C. Community Caretaking Function Was Properly Invoked
Here, regarding the first step––determining whether Officer Smyder was primarily motivated by his community caretaking function––no evidence in the record suggests that Officer Smyder was motivated by any other purpose than one of community caretaking. He testified that he was not concerned with whether Munoz was engaged in, or about to be engaged in, any type of criminal activity, that he thought Munoz was lost—although he stated in his report that he stopped her for a “welfare check” because it “sounded better”—and that her safety or well-being was his primary concern. The trial court found that Officer Smyder’s testimony was “credible, persuasive, and straightforward.” The trial court reasonably could have found that Officer Smyder was primarily motivated by his community caretaking function. See Corbin, 85 S.W.3d at 277; Gibson v. State, 253 S.W.3d 709, 715 (Tex. App.—Amarillo 2007, pet. ref’d); Franks v. State, 241 S.W.3d 135, 144 (Tex. App.—Austin 2007, pet. ref’d); Bilyeu v. State, 136 S.W.3d 691, 698 (Tex. App.—Texarkana 2004, no pet.).

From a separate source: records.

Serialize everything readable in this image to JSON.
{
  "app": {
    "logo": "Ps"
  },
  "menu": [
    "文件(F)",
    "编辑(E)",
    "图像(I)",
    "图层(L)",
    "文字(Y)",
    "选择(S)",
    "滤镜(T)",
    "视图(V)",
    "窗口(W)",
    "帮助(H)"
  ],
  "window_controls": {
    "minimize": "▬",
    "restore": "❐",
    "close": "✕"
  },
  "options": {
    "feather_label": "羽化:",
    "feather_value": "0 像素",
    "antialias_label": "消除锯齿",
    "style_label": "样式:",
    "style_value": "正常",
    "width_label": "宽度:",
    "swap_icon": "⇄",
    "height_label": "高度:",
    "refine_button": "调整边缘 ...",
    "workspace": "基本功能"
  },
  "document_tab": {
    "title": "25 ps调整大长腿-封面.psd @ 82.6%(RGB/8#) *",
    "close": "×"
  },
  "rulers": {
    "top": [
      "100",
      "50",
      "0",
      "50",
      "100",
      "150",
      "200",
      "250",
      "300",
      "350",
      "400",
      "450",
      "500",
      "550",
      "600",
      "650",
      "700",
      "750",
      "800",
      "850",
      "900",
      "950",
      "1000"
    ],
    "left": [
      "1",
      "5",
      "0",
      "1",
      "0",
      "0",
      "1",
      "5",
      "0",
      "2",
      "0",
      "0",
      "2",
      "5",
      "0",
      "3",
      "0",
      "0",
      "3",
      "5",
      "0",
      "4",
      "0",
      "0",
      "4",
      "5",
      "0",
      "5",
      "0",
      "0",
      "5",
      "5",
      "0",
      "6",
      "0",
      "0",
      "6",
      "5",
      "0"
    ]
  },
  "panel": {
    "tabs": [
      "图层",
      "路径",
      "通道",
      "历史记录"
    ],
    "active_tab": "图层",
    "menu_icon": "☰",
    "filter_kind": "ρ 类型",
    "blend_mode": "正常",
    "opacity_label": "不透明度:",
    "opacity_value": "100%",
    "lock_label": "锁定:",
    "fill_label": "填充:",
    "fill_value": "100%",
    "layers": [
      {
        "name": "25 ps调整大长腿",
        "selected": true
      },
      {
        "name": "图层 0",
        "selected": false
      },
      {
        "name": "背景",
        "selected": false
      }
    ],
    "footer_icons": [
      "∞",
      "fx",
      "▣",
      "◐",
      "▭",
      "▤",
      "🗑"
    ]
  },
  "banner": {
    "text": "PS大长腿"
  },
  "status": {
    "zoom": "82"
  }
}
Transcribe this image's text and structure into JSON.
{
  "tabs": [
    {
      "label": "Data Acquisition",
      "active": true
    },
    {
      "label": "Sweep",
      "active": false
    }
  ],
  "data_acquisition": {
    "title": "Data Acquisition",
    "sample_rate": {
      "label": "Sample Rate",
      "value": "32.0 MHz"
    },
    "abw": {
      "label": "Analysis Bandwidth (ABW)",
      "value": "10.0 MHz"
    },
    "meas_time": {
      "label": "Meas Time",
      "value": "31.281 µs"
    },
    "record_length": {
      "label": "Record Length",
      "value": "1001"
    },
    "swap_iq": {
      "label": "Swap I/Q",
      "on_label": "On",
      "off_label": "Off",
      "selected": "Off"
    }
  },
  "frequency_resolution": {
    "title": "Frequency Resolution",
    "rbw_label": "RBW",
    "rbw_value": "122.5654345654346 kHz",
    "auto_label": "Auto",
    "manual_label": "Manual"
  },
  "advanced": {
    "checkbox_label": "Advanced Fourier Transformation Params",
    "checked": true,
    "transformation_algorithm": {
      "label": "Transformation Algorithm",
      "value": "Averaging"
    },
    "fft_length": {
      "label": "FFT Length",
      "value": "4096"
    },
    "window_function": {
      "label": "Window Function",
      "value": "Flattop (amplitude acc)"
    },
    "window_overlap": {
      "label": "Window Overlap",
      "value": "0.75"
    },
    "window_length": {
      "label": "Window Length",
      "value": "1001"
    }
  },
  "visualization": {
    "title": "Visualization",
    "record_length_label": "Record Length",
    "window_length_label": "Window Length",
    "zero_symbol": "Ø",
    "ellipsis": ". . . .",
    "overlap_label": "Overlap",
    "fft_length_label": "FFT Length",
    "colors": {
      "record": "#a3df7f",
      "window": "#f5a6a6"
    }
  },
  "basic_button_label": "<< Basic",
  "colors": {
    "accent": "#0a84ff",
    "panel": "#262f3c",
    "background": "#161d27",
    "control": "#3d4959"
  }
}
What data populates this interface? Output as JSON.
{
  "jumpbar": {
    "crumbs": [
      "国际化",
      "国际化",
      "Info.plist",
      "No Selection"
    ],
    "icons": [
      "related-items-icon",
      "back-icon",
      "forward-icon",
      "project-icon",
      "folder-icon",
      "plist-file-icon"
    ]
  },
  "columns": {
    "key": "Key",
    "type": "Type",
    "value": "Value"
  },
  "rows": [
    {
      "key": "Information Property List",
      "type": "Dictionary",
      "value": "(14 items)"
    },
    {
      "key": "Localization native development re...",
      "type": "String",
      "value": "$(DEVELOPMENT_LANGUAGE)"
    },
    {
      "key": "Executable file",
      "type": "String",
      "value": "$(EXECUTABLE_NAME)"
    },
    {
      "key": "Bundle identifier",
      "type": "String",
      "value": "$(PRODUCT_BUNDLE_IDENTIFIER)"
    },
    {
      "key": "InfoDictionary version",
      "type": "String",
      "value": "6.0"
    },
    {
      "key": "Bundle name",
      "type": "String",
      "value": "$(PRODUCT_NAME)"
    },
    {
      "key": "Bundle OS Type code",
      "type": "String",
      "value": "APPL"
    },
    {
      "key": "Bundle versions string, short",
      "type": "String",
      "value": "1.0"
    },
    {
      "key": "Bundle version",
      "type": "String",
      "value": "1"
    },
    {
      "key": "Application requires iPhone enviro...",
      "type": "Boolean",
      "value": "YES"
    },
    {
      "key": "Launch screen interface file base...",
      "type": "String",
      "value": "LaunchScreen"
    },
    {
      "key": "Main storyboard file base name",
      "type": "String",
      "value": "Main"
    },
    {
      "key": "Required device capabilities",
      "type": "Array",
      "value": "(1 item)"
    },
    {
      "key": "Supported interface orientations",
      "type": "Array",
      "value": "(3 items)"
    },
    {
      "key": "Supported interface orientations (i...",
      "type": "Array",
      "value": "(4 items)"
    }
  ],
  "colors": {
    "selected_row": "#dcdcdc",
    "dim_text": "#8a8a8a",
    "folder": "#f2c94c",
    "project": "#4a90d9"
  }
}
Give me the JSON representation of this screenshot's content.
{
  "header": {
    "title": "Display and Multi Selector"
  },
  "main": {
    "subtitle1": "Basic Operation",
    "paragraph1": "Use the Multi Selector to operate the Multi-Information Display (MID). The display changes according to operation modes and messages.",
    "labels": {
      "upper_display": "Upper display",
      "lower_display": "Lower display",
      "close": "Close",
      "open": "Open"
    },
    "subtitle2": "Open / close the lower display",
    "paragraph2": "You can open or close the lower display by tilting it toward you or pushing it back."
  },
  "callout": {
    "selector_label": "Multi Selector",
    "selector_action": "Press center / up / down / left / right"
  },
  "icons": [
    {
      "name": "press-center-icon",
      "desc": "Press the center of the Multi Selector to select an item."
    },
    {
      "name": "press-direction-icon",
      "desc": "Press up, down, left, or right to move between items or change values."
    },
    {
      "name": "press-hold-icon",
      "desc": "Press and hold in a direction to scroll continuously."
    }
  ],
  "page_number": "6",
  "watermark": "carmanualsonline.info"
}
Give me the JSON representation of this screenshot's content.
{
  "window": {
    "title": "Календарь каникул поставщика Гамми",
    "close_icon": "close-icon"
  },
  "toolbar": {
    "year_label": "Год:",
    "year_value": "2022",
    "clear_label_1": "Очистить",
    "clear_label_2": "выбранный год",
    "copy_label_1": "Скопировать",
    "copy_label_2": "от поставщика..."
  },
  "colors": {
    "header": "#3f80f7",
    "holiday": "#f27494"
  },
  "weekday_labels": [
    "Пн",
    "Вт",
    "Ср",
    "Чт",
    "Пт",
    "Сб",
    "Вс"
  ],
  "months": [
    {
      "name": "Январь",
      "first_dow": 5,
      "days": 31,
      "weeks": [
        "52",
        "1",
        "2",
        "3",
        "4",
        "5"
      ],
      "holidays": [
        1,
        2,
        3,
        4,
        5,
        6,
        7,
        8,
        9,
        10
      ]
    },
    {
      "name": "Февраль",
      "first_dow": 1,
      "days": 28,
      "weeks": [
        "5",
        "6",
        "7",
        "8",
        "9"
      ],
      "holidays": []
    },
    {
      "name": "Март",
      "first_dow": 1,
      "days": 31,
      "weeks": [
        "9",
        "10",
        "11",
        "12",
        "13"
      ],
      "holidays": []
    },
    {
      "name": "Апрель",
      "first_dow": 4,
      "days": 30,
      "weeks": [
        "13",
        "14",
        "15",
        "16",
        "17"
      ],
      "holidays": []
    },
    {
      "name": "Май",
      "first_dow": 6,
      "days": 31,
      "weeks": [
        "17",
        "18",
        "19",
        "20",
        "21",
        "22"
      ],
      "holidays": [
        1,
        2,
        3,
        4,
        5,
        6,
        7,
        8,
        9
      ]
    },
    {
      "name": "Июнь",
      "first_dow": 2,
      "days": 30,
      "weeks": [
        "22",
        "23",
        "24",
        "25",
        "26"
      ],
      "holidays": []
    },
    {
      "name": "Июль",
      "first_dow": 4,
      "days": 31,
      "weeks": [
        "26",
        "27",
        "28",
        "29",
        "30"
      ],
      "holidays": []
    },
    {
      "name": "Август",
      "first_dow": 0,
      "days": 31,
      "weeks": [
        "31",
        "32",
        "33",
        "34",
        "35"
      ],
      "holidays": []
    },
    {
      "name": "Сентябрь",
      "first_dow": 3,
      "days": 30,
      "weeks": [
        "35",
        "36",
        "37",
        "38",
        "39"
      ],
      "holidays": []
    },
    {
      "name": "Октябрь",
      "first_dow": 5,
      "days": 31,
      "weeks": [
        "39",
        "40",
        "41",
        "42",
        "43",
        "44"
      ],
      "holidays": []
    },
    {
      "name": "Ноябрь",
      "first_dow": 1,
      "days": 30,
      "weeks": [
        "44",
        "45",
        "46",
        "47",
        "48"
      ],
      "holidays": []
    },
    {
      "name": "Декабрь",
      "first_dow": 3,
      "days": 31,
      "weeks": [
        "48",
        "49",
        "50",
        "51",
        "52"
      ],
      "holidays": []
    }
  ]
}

We next determine whether the trial court properly applied the law to its factual findings regarding whether Officer Smyder reasonably believed his assistance was required. Applying the first Wright factor (the nature and level of distress exhibited by Munoz), Munoz was traveling at almost half the posted speed limit, twenty-five miles per hour in a forty-five mile-per-hour zone. Although there is not a posted minimum speed limit on Hebron Parkway and driving below the speed limit is not a traffic violation, a reasonable person could view driving at almost half the posted speed limit as a sign of distress. See Bilyeu, 136 S.W.3d at 698 (holding officers justified in believing significant level of distress exhibited when defendant traveled at ten miles per hour, which was fifteen miles per hour less than the posted speed limit); Ortega v. State, 974 S.W.2d 361, 364 (Tex. App.—San Antonio 1998, pet. ref’d) (holding stop fell within community caretaking exception where defendant traveled between eighteen and twenty miles per hour, less than half of the posted fifty-miles-per-hour speed limit); see also Tex. Dep’t of Pub. Safety v. Svoboda, No. 04-05-00796-CV, 2006 WL 1684793, at *1, *3 (Tex. App.—San Antonio June 21, 2006, pet. denied) (mem. op., not designated for publication) (holding community caretaking function was justified when defendant was traveling twenty miles per hour under the speed limit in the early hours of the morning).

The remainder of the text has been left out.